Musicians and lecturers should share a similar interest in performance and delivery, he says. "If you want to get ideas across to people and the facts to stay in people's minds, you have to entertain them to some degree. When I was a student, I noticed the lecturers who every ten minutes or so would crack a little joke or make a little aside. It refreshes people: you can't take in information in big lumps. We've all been in lecture theatres where you've heard a dull, monotonous voice going on and on, and you tune out."

Kapranos, now 32, first entered a lecture theatre when he was 17, beginning a degree in divinity at Aberdeen University. "I chose divinity because I thought it was a fascinating subject. I did enjoy the course, but it wasn't the right thing for me to do. I was a wee bit of a tearaway, surrounded by lovely, lovely guys all training to be Presbyterian ministers and I left after a year."

He then worked in various jobs for a year, during which time he discovered he was a talented chef, and decided to study hotel and catering management at Strathclyde University. "The history of cuisine was brilliant stuff, but it turned out to be mainly a business course, and I transferred to English."

He left with an ordinary degree because he wanted to get on with playing music, taking the computing qualification because he believed computers were revolutionising the recording industry. "I've been playing music since I was 15. Most people in bands do other things to support themselves while being musicians. During my last year in Anniesland, I was a part-time lecturer and getting the band together. It became clear after the summer of 2003 that I wouldn't be able to put enough time into each. I thoroughly enjoyed Anniesland, but you only get an opportunity to do something like Franz Ferdinand once in a lifetime." Student interest has been crucial to the band's success, he says. "Students tend to have inquiring minds, they tend to be attracted to the new. A band like ours depends a great deal on word of mouth among students, and in their publications, like fanzines and student newspapers."

Now that Franz Ferdinand has achieved mainstream appeal, how important is student interest? "The students always matter. Because if you go wrong, lose your edge and stop being creative, they're the first to notice and they let everybody else know." But he is unimpressed by the Government's 50 per cent participation target. "It doesn't seem to me to be necessarily a fantastic thing to aim towards."

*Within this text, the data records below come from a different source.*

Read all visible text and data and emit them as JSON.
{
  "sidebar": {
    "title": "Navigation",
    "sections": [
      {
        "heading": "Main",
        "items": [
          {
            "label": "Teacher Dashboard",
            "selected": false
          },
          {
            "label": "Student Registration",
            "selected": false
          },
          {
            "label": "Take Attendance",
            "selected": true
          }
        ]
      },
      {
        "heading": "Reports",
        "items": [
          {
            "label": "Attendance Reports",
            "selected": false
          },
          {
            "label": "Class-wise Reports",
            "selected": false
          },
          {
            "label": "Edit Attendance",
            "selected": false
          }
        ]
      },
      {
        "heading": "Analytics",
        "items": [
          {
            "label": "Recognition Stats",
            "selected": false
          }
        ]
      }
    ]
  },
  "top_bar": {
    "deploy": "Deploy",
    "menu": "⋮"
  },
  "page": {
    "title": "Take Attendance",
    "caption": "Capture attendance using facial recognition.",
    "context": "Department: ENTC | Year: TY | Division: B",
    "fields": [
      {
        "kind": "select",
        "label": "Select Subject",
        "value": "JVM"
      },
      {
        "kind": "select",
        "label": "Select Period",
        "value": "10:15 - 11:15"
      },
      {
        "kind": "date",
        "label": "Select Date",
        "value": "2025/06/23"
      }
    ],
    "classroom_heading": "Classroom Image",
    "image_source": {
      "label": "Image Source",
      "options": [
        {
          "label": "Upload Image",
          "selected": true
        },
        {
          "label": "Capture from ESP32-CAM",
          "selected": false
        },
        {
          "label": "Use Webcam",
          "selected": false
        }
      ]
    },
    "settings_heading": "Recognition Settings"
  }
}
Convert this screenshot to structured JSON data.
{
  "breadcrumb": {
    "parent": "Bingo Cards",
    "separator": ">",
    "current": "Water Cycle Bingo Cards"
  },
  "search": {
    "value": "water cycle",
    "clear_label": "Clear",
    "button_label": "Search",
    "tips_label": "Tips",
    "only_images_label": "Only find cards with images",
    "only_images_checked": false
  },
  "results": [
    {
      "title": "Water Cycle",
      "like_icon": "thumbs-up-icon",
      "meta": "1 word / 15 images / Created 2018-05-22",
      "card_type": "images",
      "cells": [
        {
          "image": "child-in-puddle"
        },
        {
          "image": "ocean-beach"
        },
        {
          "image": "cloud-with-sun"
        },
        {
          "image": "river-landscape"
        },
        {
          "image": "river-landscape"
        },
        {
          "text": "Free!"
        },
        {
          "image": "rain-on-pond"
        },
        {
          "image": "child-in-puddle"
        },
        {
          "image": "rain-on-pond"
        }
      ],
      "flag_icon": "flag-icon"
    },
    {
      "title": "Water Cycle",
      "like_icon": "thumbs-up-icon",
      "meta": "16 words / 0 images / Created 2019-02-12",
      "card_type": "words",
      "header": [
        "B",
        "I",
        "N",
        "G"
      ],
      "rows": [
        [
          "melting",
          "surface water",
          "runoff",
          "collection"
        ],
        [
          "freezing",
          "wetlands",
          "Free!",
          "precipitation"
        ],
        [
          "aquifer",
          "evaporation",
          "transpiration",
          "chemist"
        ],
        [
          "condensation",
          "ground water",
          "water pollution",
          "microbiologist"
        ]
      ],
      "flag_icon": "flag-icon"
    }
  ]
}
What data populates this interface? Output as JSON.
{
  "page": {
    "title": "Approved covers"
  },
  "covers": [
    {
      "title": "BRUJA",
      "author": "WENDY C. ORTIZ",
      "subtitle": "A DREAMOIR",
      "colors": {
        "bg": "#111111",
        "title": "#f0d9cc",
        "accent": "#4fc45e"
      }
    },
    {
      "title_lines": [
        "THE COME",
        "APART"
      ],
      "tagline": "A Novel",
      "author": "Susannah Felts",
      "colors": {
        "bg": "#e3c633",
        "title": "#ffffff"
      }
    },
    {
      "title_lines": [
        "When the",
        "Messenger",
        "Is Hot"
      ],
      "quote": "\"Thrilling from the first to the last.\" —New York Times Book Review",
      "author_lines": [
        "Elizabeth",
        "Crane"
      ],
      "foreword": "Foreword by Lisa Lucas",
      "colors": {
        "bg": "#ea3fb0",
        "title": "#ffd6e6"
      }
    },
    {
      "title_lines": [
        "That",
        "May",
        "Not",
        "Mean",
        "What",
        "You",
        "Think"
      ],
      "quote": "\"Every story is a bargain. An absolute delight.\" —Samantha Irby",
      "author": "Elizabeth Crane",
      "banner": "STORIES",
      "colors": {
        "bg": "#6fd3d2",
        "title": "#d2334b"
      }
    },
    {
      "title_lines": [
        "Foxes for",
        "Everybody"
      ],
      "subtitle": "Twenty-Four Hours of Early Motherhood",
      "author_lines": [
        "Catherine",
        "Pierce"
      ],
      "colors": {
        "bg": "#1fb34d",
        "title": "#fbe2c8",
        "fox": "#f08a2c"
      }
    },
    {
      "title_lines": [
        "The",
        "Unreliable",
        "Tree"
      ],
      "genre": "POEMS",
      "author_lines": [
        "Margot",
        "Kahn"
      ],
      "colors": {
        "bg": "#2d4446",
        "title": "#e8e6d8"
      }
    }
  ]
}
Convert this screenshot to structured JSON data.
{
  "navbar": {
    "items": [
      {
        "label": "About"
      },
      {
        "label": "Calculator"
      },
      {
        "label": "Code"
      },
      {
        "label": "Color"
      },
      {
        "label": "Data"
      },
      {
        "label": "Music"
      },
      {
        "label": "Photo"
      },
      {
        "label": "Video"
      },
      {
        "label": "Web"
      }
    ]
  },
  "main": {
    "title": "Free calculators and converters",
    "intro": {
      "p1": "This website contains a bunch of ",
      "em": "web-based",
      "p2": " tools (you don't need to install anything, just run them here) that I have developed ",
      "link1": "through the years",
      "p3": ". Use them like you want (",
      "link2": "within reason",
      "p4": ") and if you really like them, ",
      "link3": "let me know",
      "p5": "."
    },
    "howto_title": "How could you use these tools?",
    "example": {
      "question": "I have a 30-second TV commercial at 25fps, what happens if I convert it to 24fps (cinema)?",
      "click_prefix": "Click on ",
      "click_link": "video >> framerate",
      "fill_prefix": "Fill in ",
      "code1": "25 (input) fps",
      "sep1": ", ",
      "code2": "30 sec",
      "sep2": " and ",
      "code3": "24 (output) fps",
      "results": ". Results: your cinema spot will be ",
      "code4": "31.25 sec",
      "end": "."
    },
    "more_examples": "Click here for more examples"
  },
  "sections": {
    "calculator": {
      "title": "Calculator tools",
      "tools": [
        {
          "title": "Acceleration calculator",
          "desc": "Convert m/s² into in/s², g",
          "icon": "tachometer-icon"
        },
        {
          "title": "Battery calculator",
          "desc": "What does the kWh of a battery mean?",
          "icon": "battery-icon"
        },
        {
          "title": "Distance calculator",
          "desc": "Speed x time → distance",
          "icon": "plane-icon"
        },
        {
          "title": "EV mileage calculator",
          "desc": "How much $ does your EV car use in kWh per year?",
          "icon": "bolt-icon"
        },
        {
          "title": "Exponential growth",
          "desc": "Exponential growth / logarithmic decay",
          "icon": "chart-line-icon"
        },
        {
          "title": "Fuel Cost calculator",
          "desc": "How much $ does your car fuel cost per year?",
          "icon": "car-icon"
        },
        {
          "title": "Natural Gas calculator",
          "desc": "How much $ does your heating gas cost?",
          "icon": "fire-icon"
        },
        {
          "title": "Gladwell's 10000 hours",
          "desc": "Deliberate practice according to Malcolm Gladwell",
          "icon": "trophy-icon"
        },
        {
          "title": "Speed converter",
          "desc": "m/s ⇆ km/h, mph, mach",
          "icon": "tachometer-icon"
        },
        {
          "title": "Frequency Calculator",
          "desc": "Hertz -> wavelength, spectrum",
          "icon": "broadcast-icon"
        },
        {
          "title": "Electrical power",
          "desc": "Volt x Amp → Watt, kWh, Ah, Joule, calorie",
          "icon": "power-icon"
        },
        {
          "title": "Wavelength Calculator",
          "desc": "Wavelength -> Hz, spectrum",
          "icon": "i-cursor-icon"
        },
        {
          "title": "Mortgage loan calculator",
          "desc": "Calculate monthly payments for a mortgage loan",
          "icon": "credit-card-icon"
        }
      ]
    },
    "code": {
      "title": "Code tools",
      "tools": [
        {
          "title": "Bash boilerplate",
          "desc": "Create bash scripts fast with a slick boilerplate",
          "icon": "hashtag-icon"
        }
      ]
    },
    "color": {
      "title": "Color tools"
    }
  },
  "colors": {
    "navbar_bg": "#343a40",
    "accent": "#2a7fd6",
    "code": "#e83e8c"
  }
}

Given his experience in a further education college, he believes vocational courses are essential for society but fears they are being undermined by the emphasis on higher education. He strongly believes that higher education should be open to all and says the Robbins expansion of the 1960s, based on the principle that the Government should subsidise any qualified applicant unable to pay for higher education, was "one of the most exciting revolutions in the country". But he sees current government policy on tuition fees and top-up fees undermining wider access. "Fees is the situation that I find most appalling. I think we've lost (Robbins) to a great degree through the current funding system and I find that unbearable, really. I'm probably quite old-fashioned, but I believe you shouldn't have to pay for higher education now or in the future." Given graduate unemployment, he suggests a more logical approach would be to have fewer degree-level students, who then pay nothing for their courses. "What we seem to have now is just an expansion of the system we had before the 1960s, where higher education was for those people who could afford it, not necessarily measured on academic merit but on social circumstances. It's completely unhealthy."

But if the stardom and international touring ended tomorrow, he has no doubts about how to earn a living. He still misses his Anniesland colleagues and students, he says. "I could quite happily see myself back in that situation."